芙麗絲死在的工人社的大本營,我也沒能看到。
哼諾死的時候我在已經坐上了他國的列車。
斯卡森·門卡利達,我不是一個懦弱的人,只是我卻也什么都無法做到。
路上的松樹打了霜,白色的霧景很是漂亮,這時候科洛西斯還沒下雪,卻是冷的厲害,但到下雪的時候了這里會很漂亮。
如果有機會的話,我想跟寧娜琪一起看看這里的雪景,她走過的地方很多,但唯獨自己的家鄉她知道的甚少。
來到寧娜琪的病房這里卻空無一人,在護士的告知下,得知寧娜琪小姐已經離開了醫院。
我靠在一邊的白墻上,低著頭,眼睛閉上,整個人像是在這一瞬間死去,那場雷雨澆滅了怒燃的火焰。
斯卡森·英看著我,這一刻他在我的身上看到了一個男人的影子,當初母親死去的消息傳出來的時候,只有斯卡森·司洛達靠在最后的位置,年幼的他低垂著目光,像是陷入了沉睡。

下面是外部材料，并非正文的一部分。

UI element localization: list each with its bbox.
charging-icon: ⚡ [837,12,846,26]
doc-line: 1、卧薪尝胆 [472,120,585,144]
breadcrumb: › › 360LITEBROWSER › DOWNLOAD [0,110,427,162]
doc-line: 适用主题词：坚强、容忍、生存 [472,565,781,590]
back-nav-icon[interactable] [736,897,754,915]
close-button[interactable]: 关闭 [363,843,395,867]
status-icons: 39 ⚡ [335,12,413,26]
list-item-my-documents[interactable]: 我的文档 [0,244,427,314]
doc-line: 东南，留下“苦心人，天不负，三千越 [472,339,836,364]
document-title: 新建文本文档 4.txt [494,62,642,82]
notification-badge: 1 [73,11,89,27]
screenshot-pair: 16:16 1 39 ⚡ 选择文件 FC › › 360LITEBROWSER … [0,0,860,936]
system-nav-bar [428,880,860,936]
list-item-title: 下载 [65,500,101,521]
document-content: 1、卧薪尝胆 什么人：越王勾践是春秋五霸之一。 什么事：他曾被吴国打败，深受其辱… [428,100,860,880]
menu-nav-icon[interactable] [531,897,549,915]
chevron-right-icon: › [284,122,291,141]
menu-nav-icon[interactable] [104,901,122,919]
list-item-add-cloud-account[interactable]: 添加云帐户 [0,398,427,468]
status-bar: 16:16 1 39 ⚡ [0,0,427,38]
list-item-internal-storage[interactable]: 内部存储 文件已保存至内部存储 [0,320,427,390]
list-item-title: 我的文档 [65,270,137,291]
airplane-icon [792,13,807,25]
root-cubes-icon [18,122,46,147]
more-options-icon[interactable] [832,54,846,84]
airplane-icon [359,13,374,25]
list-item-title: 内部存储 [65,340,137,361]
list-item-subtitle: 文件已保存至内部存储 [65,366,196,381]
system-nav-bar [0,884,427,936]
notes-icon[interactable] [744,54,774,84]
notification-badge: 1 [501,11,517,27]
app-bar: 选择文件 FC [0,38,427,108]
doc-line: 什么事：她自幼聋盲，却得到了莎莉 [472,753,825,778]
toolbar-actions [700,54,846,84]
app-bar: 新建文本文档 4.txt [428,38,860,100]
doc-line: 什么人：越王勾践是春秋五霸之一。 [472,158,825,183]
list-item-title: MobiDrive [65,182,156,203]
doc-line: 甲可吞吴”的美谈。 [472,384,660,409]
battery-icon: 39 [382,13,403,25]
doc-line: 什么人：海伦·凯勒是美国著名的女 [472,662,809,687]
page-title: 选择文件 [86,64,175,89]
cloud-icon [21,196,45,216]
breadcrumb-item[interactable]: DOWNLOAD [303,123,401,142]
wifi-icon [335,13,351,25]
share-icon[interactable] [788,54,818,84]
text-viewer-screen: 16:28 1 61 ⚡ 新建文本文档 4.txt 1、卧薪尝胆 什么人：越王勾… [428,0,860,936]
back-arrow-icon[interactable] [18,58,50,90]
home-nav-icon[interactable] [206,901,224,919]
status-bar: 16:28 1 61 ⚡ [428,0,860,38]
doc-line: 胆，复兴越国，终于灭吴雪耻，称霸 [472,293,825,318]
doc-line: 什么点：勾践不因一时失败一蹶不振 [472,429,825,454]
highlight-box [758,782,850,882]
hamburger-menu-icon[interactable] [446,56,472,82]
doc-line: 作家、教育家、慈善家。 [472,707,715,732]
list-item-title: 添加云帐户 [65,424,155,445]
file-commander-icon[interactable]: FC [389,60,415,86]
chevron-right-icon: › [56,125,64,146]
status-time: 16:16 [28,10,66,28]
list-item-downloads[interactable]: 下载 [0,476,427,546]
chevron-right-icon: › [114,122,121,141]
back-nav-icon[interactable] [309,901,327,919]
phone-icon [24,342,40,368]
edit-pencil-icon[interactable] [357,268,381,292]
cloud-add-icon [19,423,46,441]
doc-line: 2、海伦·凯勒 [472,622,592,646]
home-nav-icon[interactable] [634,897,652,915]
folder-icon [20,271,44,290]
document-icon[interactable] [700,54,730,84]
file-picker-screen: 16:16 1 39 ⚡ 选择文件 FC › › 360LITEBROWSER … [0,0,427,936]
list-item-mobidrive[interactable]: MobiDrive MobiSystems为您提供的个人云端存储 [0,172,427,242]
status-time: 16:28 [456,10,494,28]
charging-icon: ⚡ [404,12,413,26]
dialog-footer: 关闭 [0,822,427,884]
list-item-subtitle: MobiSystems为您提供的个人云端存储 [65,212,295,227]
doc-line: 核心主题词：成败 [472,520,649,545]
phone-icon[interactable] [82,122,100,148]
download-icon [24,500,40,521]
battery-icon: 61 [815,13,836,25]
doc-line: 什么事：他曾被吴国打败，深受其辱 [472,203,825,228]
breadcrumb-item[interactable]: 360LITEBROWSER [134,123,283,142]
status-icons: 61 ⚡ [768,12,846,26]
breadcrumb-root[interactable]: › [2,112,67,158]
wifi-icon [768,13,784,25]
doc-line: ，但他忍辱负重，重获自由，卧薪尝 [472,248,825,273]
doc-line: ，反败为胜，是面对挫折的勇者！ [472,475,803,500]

那時候的她哭紅了眼,怒斥著自己的弟弟,她對著年僅五歲的弟弟大聲怒吼,“都怪你,要不是生了你,媽媽的身體也不會越來越差,都怪你!你殺死了媽媽……”
那時候她八歲,沒有人附和,她也沒有人阻止她的咒罵。
小小的斯卡森·門卡利達,站在那里沒有反駁。
斯卡森·英看著我,她的目光帶著同情,她伸出臂膀試圖要擁抱我,卻在她觸碰我的一瞬間,被我用眼神示意停止。
她呆呆的站在那里,她在我的眼睛里看到了獅子。
咆哮著,怒吼著的獅子。
張牙舞爪,面目猙獰的獅子。
我轉身離開,我在賭。
我的腳步加快開始飛奔,那時候天空下起了蒙蒙的雨,雨越下越大,從開始到朦朦朧朧變的豆大的水珠打在人的身上生疼。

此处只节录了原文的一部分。